WWE 2K22 received "generally favorable reviews" for the PlayStation 4, PlayStation 5, and Xbox Series X/S versions and "mixed or average reviews" for the Windows version according to review aggregator Metacritic respectively. Critics generally regarded 2K22 as a massive improvement from its predecessor as well as one of the series' best modern entries despite its issues.

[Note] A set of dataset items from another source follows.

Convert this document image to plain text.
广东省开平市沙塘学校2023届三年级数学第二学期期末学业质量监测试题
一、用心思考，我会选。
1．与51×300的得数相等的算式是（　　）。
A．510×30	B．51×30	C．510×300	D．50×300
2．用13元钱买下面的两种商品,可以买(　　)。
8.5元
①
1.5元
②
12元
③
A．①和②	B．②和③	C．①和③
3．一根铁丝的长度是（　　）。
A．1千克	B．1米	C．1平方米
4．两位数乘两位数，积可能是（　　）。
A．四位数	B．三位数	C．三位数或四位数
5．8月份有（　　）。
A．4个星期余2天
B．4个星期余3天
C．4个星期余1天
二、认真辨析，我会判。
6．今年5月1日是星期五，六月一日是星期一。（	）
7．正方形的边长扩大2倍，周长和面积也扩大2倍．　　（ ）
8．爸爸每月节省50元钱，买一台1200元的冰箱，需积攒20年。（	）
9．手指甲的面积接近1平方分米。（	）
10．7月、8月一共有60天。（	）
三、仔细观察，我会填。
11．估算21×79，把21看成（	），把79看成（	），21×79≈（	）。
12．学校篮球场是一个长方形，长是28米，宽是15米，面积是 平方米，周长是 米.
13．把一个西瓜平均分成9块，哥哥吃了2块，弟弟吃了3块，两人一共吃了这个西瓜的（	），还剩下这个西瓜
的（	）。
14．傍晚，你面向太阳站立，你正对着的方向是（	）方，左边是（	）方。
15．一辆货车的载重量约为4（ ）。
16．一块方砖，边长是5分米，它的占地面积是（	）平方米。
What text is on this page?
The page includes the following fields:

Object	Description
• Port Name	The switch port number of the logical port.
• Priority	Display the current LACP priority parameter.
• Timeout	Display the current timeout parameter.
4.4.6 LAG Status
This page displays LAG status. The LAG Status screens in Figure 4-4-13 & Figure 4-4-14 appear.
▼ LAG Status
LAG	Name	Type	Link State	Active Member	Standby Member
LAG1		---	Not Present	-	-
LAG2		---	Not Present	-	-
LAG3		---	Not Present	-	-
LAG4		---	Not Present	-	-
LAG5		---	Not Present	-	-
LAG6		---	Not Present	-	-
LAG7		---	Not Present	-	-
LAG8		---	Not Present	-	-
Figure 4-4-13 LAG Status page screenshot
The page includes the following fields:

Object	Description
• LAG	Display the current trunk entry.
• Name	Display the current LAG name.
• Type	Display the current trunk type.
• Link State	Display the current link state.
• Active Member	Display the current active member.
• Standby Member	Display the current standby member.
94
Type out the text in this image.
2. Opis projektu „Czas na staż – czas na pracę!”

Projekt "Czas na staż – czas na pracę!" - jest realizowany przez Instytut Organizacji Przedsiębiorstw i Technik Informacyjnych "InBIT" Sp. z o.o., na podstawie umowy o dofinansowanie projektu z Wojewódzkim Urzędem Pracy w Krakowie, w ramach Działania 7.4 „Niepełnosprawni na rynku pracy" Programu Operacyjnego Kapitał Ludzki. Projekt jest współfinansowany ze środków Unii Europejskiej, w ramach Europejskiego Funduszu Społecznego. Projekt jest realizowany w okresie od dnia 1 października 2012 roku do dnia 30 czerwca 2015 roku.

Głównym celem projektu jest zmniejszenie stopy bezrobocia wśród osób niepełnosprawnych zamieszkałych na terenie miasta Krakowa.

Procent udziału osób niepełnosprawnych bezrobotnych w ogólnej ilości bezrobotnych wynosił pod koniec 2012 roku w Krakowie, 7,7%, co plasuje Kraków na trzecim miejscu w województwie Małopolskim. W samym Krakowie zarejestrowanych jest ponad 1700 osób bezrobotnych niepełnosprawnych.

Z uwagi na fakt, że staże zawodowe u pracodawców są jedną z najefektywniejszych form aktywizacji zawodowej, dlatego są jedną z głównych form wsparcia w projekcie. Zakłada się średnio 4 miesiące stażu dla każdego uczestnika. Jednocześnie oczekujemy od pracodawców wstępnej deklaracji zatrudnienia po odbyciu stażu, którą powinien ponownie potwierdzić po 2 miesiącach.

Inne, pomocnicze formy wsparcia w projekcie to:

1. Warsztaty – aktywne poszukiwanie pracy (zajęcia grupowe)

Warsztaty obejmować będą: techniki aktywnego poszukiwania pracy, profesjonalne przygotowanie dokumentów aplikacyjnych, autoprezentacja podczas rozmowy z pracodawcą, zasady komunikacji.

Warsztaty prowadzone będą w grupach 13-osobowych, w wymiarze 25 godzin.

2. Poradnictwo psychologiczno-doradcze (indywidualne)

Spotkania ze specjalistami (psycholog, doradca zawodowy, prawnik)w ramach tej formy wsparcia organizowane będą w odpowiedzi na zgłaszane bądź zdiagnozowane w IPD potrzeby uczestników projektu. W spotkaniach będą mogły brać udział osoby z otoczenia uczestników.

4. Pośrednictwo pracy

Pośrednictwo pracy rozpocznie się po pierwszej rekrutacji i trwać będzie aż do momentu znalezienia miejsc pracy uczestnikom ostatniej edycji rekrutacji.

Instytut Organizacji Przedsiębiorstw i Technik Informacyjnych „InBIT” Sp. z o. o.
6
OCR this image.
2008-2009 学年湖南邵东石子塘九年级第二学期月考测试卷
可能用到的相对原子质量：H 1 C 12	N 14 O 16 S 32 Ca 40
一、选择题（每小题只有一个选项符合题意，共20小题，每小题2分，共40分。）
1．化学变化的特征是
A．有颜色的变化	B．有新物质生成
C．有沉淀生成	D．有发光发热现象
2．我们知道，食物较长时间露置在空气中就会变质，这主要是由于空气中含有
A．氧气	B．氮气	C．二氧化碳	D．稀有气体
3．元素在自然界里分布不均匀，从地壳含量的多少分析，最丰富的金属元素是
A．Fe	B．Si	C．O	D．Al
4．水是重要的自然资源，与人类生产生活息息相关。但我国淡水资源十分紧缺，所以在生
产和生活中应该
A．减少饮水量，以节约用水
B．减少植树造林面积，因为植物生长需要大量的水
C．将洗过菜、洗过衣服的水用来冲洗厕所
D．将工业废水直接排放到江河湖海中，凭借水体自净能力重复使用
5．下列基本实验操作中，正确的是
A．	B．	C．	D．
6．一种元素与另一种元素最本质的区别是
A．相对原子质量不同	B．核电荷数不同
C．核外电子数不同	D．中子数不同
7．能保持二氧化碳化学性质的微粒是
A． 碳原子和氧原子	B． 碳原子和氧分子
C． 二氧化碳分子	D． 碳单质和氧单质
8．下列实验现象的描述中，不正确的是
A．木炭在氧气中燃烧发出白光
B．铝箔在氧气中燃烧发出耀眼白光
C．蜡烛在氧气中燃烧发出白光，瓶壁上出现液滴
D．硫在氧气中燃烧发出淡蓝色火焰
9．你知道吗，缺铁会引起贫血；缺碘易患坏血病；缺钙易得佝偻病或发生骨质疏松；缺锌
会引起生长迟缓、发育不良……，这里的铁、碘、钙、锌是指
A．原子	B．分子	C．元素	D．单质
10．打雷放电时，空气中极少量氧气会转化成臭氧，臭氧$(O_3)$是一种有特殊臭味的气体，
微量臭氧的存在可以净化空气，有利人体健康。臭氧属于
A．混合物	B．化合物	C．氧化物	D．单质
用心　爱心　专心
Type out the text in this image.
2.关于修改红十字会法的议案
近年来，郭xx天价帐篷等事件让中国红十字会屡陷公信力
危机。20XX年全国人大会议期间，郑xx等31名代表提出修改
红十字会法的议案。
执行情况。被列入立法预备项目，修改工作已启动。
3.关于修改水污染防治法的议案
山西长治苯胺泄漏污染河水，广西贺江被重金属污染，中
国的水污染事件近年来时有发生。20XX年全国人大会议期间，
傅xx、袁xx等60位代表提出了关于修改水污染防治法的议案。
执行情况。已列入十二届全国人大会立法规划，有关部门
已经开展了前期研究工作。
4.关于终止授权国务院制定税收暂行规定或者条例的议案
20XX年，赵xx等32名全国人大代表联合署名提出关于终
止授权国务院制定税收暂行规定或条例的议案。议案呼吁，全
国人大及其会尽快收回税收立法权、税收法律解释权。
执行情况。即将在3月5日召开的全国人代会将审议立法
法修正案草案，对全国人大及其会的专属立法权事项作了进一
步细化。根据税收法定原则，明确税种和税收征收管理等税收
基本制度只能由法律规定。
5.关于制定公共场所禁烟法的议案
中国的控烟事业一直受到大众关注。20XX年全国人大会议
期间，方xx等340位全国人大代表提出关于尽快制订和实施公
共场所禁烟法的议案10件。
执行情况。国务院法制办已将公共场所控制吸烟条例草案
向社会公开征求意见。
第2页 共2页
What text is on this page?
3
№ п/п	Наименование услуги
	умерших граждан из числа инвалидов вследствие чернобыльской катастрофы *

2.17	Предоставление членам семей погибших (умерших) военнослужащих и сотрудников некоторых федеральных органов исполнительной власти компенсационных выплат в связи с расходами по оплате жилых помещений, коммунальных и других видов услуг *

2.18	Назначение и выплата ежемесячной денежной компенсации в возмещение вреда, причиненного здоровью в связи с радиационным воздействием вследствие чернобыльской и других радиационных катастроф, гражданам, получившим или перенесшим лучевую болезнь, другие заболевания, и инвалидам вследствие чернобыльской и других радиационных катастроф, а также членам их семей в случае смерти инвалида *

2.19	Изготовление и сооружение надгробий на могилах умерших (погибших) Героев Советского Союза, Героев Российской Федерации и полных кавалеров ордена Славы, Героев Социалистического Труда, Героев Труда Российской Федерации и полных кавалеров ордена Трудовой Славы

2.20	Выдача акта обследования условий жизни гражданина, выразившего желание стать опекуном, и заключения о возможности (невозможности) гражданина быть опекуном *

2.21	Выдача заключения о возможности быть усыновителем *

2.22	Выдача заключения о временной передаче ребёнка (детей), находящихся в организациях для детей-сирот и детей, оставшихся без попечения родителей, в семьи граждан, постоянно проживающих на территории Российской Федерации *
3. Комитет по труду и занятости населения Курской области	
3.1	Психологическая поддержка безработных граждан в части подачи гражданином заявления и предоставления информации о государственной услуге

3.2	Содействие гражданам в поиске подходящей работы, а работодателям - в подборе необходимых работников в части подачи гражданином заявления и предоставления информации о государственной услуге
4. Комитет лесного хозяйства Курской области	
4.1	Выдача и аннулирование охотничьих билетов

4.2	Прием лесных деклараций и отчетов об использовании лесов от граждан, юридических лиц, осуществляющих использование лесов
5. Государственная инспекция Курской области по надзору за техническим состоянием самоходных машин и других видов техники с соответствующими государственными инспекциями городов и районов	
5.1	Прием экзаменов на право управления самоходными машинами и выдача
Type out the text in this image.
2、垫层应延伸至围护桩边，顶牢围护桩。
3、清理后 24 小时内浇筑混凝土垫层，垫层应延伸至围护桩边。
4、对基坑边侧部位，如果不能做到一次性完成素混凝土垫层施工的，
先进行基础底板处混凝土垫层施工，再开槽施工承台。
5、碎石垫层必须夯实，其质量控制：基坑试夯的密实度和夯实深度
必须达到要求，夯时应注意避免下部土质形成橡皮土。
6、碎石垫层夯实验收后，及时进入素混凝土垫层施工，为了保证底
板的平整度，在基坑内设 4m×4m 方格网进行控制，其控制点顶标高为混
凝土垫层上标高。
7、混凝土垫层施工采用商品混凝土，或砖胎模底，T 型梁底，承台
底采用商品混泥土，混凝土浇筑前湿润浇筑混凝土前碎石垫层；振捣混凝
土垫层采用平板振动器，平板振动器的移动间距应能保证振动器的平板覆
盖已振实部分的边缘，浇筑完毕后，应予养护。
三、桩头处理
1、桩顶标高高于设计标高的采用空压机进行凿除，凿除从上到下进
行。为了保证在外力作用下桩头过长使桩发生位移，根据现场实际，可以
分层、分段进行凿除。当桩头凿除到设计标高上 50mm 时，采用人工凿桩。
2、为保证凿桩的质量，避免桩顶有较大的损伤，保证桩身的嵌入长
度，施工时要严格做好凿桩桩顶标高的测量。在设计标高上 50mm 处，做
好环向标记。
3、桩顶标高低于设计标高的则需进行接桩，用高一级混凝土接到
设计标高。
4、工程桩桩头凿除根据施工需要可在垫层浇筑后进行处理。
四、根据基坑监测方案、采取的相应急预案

Zoey Handley of Destructoid praised the new modes and improvements made to the game engine, modified physics, and AI but felt that "On the surface, we're looking at exactly the same game... WWE 2K22 is an improvement, it doesn't feel like a step in the right direction", and criticized the game's unintuitive customization suit, janky gameplay, and desire to remain a competitive simulation. Marcus Stewart of Game Informer called 2K22 "the most entertaining — and most of all, playable — WWE game in some time", and lauded its more polished, arcade-style gameplay, improved character models, smoother animations, and new modes, while taking minor issue with unstable online play, occasionally unresponsive controls, and some overly complicated maneuvers. Richard Wakeling of GameSpot thought favorably of the revamped in-ring action, increased defensive options, and the MyRISE mode but disliked the frustrating multi-person matches, shallow MyGM mode, and the roster omissions present in the Showcase mode. GamesRadar+s Ben Wilson similarly wrote positively about the combo-heavy wrestling mechanics, addictive MyFaction mode, and called the facelikenesses "the best this series has seen", but thought too many issues made a return from prior entries and that the MyGM mode lacked depth. Mitchell Saltzman of IGN stated, "while [2K22 is] far from a complete ground-up rebuild, it's quite possibly the biggest leap forward the series has ever seen", and lauded the visual overhaul, removal of bugs, improved combat, and the depth present in the MyRISE and MyGM modes. Push Squares Ben Potter gave the title 7 stars out of 10 and wrote, "...skipping 2K21 and delaying the release by five months may have caused the roster to be largely outdated, but the game is stable, plays great, and is practically bursting at the seams with content." Chris Jarrard of Shacknews reviewed the game more negatively and largely panned the outdated roster, half-baked modes, lack of a next-gen visual upgrade, and the Creation Suite's navigability and omissions.

Aggregate score
| Aggregator | Score |
|---|---|
| Metacritic | (PC) 72/100 (PS4) 76/100 (PS5) 77/100 (XBSX) 78/100 |

Review scores
| Publication | Score |
|---|---|
| Destructoid | 6.5/10 |
| Game Informer | 8/10 |
| GameSpot | 7/10 |
| GamesRadar+ | 3.5/5 |
| Hardcore Gamer | 4/5 |
| HobbyConsolas | 78/100 |
| IGN | 8/10 |
| Push Square | 7/10 |
| Shacknews | 6/10 |
| The Games Machine (Italy) | 8.5/10 |

===Sales===
WWE 2K22 debuted as #2 in digital video game sales chart in the United Kingdom, overtaking Gran Turismo 7. Digital launch sales were also 390% higher than WWE 2K20, and overall game sales were double of the previous installment.